Amelia Earhart... October 2009

The movie based on the life of Amelia Earhart, called Amelia and starrng Hilary Swank and Ewen McGregor, is scheduled to be released in October, 2008.

I'm not actually sure who took the photo that I use to illustrate this particular entry, but I'm guessing, because of the stark contrast between black and white, that it was a famous celebrity photographer of the time, George Hurrell.



Amelia Earhart was born in 1897, to the daughter of a wealthy family. Unfortunately, things being what they are, not all wealthy people stay wealthy, and Amelia actually grew up in more of a lower-middle-class income stream, because her father had a drinking problem and couldn't keep a job.

She didn't have her first flying lesson until 1921, when she was 24 years old.

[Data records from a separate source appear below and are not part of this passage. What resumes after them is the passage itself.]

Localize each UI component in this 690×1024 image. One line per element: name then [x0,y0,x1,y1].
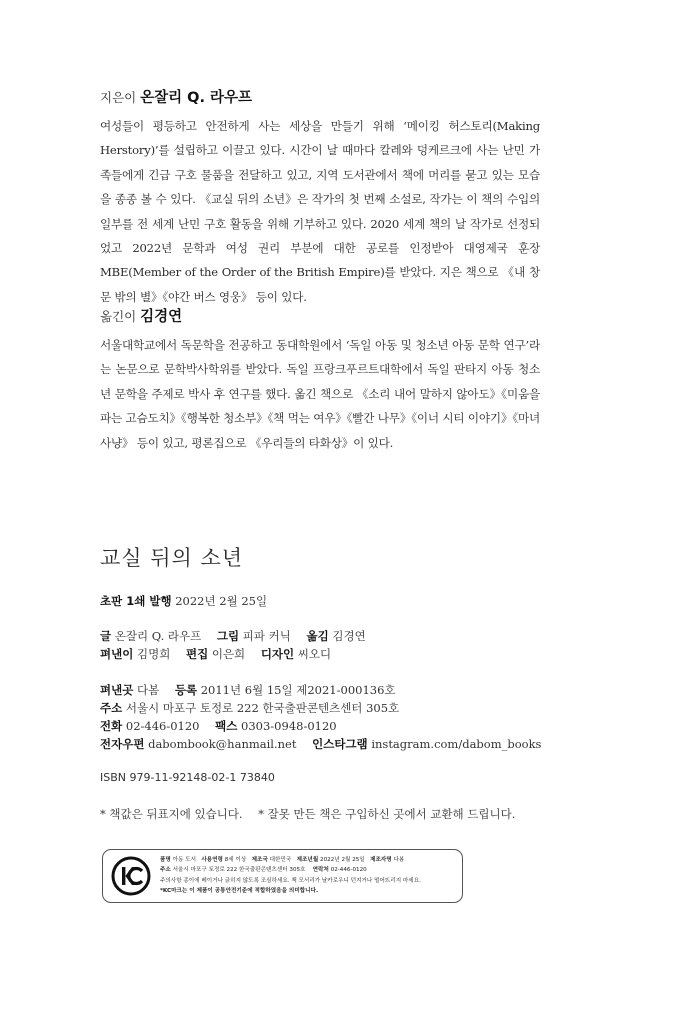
instagram-value: instagram.com/dabom_books [371,737,542,751]
phone-label: 전화 [100,719,123,733]
kc-value: 다봄 [393,857,405,863]
kc-row-3: 주의사항 종이에 베이거나 긁히지 않도록 조심하세요. 책 모서리가 날카로우니 던지거나 떨어뜨리지 마세요. [160,877,421,884]
note-exchange: * 잘못 만든 책은 구입하신 곳에서 교환해 드립니다. [258,807,516,821]
credits-line-1 [100,628,366,644]
kc-label: 연락처 [312,867,329,874]
fax-label: 팩스 [215,719,238,733]
publisher-line [100,682,396,698]
isbn-line: ISBN 979-11-92148-02-1 73840 [100,771,275,784]
credit-label: 펴낸이 [100,647,134,661]
notes-line [100,806,515,822]
kc-label: 제조년월 [296,857,319,863]
address-label: 주소 [100,701,123,715]
kc-label: 주소 [160,867,171,874]
author-role-label: 지은이 [100,90,137,105]
credit-value: 김명희 [136,647,171,661]
credit-value: 피파 커닉 [242,629,291,643]
first-edition-line [100,593,267,609]
instagram-label: 인스타그램 [312,737,368,751]
credit-label: 편집 [185,647,209,661]
address-line [100,700,399,716]
translator-heading [100,305,540,326]
kc-row-2 [160,865,460,875]
email-value: dabombook@hanmail.net [148,737,297,751]
credits-line-2 [100,646,331,662]
credit-value: 김경연 [332,629,366,643]
translator-bio: 서울대학교에서 독문학을 전공하고 동대학원에서 ‘독일 아동 및 청소년 아동 문학 연구’라는 논문으로 문학박사학위를 받았다. 독일 프랑크푸르트대학에서 독일 판타지 아동 청소년 문학을 주제로 박사 후 연구를 했다. 옮긴 책으로 《소리 내어 말하지 않아도》《미움을 파는 고슴도치》《행복한 청소부》《책 먹는 여우》《빨간 나무》《이너 시티 이야기》《마녀 사냥》 등이 있고, 평론집으로 《우리들의 타화상》이 있다. [100,338,540,450]
kc-label: 제조국 [251,857,268,863]
publisher-name: 다봄 [136,683,160,697]
book-title: 교실 뒤의 소년 [100,546,244,570]
kc-label: 제조자명 [370,857,392,863]
email-line [100,736,541,752]
phone-line [100,718,337,734]
credit-label: 옮김 [306,629,329,643]
credit-value: 씨오디 [297,647,332,661]
kc-value: 대한민국 [269,857,292,863]
first-edition-label: 초판 1쇄 발행 [100,594,172,608]
first-edition-date: 2022년 2월 25일 [175,594,268,608]
author-bio: 여성들이 평등하고 안전하게 사는 세상을 만들기 위해 ‘메이킹 허스토리(Making Herstory)’를 설립하고 이끌고 있다. 시간이 날 때마다 칼레와 덩케르크에 사는 난민 가족들에게 긴급 구호 물품을 전달하고 있고, 지역 도서관에서 책에 머리를 묻고 있는 모습을 종종 볼 수 있다. 《교실 뒤의 소년》은 작가의 첫 번째 소설로, 작가는 이 책의 수입의 일부를 전 세계 난민 구호 활동을 위해 기부하고 있다. 2020 세계 책의 날 작가로 선정되었고 2022년 문학과 여성 권리 부분에 대한 공로를 인정받아 대영제국 훈장 MBE(Member of the Order of the British Empire)를 받았다. 지은 책으로 《내 창문 밖의 별》《야간 버스 영웅》 등이 있다. [100,119,540,304]
registration-label: 등록 [174,683,198,697]
phone-value: 02-446-0120 [125,719,200,733]
credit-value: 이은희 [211,647,246,661]
author-name: 온잘리 Q. 라우프 [140,90,253,106]
note-price: * 책값은 뒤표지에 있습니다. [100,807,243,821]
translator-section [100,305,540,455]
kc-label: 품명 [160,857,171,863]
publisher-label: 펴낸곳 [100,683,134,697]
kc-row-4: *KC마크는 이 제품이 공통안전기준에 적합하였음을 의미합니다. [160,887,319,894]
author-section [100,86,540,309]
kc-value: 2022년 2월 25일 [320,857,365,863]
kc-row-1 [160,855,460,865]
translator-role-label: 옮긴이 [100,309,137,324]
kc-mark-icon [111,856,151,896]
credit-label: 글 [100,629,112,643]
author-heading [100,86,540,107]
registration-value: 2011년 6월 15일 제2021-000136호 [200,683,396,697]
kc-value: 서울시 마포구 토정로 222 한국출판콘텐츠센터 305호 [172,867,306,874]
kc-label: 사용연령 [201,857,223,863]
kc-details [160,855,460,896]
credit-label: 그림 [216,629,240,643]
credit-value: 온잘리 Q. 라우프 [114,629,202,643]
address-value: 서울시 마포구 토정로 222 한국출판콘텐츠센터 305호 [125,701,400,715]
fax-value: 0303-0948-0120 [241,719,337,733]
credit-label: 디자인 [260,647,295,661]
kc-value: 02-446-0120 [330,867,367,874]
email-label: 전자우편 [100,737,145,751]
kc-value: 8세 이상 [224,857,247,863]
kc-value: 아동 도서 [172,857,196,863]
kc-certification-box [102,849,463,903]
translator-name: 김경연 [140,309,183,325]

Prior to that time she'd been a nurse.

Because of the fame of Amelia Earhart, many people think that she was *the* pioneering woman pilot. But while she certainly did a lot to advance the cause of women's aviation, she was by no means the first women pilot.

Within a few years after the invention of the first practical airplane by the Wright Brothers (which took place long after that 1903 Kitty Hawk flight) women around the world were flying in planes, and like their male counterparts, some lost their lives. In those early days there was no cockpit. The pilot sat on top of the bottom wing, and had a couple of levers to pull to go up or down. (Although some models did have steering wheels, as you see in the photo of Raymonde Laroche, 22 August 1886 - 18 July 1919),a French woman who was the first woman anywhere to earn a pilot's license, in 1909.)

Unlike guys, who got to wear sensible trousers, women who flew in the early 1900s typically wore long dresses that covered their ankles (God forbid an inch of skin should show). Harriet Quimby (May 11, 1875 – July 1, 1912) was an exception, with her custom-made purple flying suit with trousers that showed off her "lower limbs".